When someone you care about passes away, the universe as you know it is completely turned upside down. According to psychologist Sherry Cormier, one way in which individuals deal is by attempting to establish some kind of certainty.
According to David Kessler, the founder of sorrow.com, a website aimed at helping individuals cope with unknown terrain linked to loss, this desire for structure is undoubtedly one of the factors for the popularity that embraced the “five phases of grieving” more than 50 years ago but hasn’t yet waned. Dr. Kessler collaborated with the late Dr. Elisabeth Kübler-Ross on the book “On Grief and Grieving.”
The Five Phases Of Sorrow & Steps To Get Through It
A psychiatrist, Swiss-American, and pioneer of research on dying individuals, Kübler-Ross authored “On Death and Dying,” his 1969 work in which she suggested the patient-focused, death-adjustment pattern known as the “Five Stages of Grief.”
Experts in grief and psychology and academia have criticized the concept for not being fully supported by research, for proposing that the bereaved go through mourning sequentially, and for indicating that there is a single correct method of grieving.
1. Denial of the facts
According to Kessler, there is grace in denial because we are unable to register the entire extent of our grief, shock, and disbelief about our loss in a single instant or day, causing the suffering to be spread across time.
While denial in the literal and dysfunctional meaning would be attempting to persuade yourself that your loved one is still alive, an inability to grasp the loss for some time is good and not something from which you should immediately snap out of, according to Dr. Friedman.
2. Arousal of rage
In addition to sadness, anger is a normal response to loss, whether it is directed at the cause of death, the dead, the deity of your religious faith, oneself, or the unpredictability of the world, according to Kessler.
3. The art of bargaining
According to Kessler, bargaining after a loss is usually characterized by “if only” comments centered on regrets about what you did or did not do before the individual died.
4. Suicidal ideation
When a significant loss starts to have a more profound impact on your life, you are said to be depressed or to be experiencing intense sorrow. Perhaps your sorrow seems as if it will stay forever, or you have withdrawn from life or are questioning if it is worthwhile to continue living alone.
5. Acceptance is the fifth step.
Acceptance does not imply that you are content with your loved one’s passing. “It just means that I have come to terms with the new realities of my existence. I’m a widow, and I’m on my own.
Finding meaning is the sixth step, which has been added recently.

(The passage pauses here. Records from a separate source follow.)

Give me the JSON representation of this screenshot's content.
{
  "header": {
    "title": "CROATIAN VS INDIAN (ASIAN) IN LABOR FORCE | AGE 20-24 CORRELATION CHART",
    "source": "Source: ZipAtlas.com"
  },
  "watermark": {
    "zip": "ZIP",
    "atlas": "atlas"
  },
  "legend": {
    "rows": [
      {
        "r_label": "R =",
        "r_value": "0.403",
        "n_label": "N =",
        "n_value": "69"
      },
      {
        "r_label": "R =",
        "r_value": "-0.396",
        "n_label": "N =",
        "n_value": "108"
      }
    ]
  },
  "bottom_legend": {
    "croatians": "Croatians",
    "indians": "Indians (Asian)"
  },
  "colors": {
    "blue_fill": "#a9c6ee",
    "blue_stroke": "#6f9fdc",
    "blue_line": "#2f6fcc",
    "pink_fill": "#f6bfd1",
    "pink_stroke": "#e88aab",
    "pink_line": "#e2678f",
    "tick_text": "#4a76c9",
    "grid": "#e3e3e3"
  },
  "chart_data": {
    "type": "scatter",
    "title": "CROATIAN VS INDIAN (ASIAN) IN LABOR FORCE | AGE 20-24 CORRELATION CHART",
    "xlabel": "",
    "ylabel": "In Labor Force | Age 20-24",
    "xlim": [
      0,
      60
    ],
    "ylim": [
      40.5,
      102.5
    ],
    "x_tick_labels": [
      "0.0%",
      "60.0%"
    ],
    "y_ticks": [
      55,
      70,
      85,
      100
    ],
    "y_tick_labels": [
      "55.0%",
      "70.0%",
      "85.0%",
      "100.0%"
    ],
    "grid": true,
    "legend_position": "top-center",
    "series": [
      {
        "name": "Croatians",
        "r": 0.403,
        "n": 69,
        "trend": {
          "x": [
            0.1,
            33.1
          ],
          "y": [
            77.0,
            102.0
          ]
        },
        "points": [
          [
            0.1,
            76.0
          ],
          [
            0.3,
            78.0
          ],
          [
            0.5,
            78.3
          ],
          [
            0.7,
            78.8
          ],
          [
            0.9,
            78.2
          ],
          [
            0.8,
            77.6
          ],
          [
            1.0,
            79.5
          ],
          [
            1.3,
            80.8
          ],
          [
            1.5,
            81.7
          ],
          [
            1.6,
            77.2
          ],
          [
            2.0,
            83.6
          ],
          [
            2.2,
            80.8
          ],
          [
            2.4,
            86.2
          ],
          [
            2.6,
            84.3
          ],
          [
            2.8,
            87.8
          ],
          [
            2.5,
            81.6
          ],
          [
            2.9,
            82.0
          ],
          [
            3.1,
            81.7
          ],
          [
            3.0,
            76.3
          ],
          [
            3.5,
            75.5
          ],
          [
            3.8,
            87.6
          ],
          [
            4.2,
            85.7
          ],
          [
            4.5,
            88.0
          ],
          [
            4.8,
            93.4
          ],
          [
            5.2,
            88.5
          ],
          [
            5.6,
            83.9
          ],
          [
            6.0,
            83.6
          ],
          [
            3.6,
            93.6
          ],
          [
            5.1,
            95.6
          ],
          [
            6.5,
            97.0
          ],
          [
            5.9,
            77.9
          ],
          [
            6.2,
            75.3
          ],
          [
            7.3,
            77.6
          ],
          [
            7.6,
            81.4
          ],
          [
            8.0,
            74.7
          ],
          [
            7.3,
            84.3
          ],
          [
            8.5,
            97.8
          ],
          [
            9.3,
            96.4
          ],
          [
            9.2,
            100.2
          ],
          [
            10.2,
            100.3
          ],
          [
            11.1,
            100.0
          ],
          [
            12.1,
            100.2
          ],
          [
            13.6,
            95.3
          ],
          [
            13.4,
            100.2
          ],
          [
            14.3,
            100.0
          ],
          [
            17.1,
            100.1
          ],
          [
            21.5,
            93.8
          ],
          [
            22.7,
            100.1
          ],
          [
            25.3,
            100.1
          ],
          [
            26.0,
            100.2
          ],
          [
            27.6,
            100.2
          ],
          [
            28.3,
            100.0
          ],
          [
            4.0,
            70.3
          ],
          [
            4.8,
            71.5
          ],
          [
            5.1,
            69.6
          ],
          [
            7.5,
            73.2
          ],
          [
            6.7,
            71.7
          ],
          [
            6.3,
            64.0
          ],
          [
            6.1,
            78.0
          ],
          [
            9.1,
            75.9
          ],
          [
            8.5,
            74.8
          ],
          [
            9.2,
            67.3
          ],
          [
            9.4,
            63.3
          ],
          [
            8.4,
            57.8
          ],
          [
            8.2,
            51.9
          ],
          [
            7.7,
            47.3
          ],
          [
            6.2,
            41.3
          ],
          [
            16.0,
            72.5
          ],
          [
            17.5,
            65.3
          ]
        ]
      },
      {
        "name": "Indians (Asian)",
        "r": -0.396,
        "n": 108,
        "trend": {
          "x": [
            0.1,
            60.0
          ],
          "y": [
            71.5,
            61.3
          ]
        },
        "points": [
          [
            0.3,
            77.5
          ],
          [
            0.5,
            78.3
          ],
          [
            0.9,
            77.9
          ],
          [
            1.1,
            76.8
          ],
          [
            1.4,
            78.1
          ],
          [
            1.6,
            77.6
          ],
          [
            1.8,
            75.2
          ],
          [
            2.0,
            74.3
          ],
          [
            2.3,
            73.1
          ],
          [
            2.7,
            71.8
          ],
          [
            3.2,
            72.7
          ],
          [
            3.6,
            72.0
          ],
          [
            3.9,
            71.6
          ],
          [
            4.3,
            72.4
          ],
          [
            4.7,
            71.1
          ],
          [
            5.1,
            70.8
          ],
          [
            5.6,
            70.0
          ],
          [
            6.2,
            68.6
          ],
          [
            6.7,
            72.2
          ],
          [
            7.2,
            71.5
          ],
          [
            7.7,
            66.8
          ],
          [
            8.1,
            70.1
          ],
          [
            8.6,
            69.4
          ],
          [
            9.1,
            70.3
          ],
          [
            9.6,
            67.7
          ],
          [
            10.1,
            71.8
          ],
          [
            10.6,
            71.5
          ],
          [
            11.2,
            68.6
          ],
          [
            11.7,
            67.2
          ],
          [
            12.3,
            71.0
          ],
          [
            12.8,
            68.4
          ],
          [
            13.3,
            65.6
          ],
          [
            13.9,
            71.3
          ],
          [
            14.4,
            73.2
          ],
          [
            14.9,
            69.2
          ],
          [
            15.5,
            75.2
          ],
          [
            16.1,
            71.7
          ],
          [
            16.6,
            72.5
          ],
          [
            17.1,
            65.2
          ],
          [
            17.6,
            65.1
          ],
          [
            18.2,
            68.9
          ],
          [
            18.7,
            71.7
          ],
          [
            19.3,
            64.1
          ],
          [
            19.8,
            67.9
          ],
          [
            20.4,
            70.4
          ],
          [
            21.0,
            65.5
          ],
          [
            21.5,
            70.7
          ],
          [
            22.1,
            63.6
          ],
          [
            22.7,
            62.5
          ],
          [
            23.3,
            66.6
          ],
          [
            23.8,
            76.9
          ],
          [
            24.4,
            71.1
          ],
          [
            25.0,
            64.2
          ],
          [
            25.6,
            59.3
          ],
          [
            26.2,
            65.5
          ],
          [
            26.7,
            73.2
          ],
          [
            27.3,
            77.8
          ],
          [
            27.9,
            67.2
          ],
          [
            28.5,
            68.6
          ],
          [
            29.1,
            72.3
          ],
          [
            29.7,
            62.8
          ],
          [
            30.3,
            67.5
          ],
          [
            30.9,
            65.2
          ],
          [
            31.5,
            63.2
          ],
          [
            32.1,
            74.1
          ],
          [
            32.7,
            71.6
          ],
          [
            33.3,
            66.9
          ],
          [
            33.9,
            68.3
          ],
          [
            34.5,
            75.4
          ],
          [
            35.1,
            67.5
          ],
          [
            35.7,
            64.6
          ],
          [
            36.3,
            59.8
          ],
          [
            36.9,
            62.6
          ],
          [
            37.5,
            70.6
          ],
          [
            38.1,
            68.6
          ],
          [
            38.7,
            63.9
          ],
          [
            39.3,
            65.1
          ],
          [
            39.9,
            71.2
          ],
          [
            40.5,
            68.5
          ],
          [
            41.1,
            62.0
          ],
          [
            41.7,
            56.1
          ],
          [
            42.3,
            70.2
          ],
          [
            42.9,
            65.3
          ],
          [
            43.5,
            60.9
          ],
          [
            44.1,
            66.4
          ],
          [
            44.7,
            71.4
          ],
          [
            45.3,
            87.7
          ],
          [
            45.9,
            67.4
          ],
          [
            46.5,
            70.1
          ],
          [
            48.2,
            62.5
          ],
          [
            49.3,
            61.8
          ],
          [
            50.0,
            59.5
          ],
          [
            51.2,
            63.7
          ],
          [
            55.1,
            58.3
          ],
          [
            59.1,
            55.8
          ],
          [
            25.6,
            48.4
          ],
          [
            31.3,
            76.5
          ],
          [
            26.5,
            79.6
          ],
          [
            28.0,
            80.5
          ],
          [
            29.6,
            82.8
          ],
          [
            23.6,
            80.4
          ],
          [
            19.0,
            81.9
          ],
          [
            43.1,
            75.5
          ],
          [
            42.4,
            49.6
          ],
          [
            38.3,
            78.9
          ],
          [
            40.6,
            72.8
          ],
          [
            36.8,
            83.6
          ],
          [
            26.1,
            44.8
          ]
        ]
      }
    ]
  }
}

Almost five years after the death of Kessler’s son at the age of 21, the father sought something more than just acceptance. In his efforts to discover the meaning of life, he focused on the writings of neurologist, psychiatrist, and philosopher Viktor Frankl, who had spoken of the need of finding purpose in life — which had inspired his own book, “Finding Meaning: The Sixth Stage of Grief.”

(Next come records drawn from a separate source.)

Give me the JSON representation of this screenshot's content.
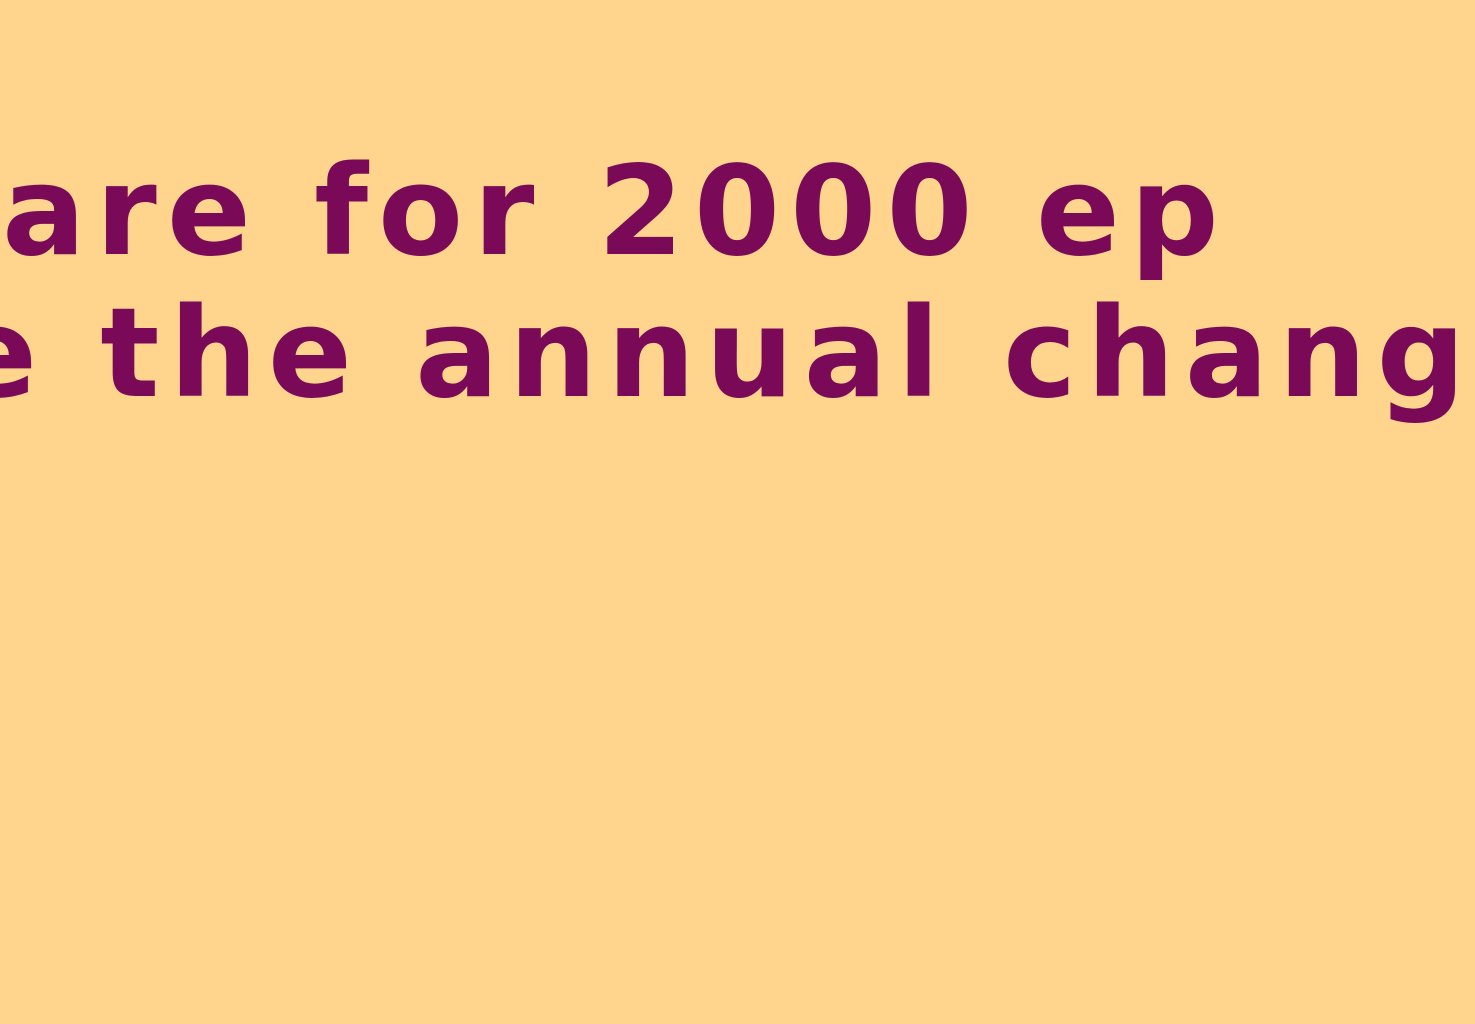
{
  "background_color": "#FFD48C",
  "text_color": "#7A0A57",
  "content": {
    "line_1": " are for 2000 ep",
    "line_2": "e the annual chang"
  }
}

With over 15 years as a practicing journalist, Nikki Attkisson found herself at Powdersville Post now after working at several other publications. She is an award-winning journalist with an entrepreneurial spirit and worked as a journalist covering technology, innovation, environmental issues, politics, health etc. Nikki Attkisson has also worked on product development, content strategy, and editorial management for numerous media companies. She began her career at local news stations and worked as a reporter in national newspapers.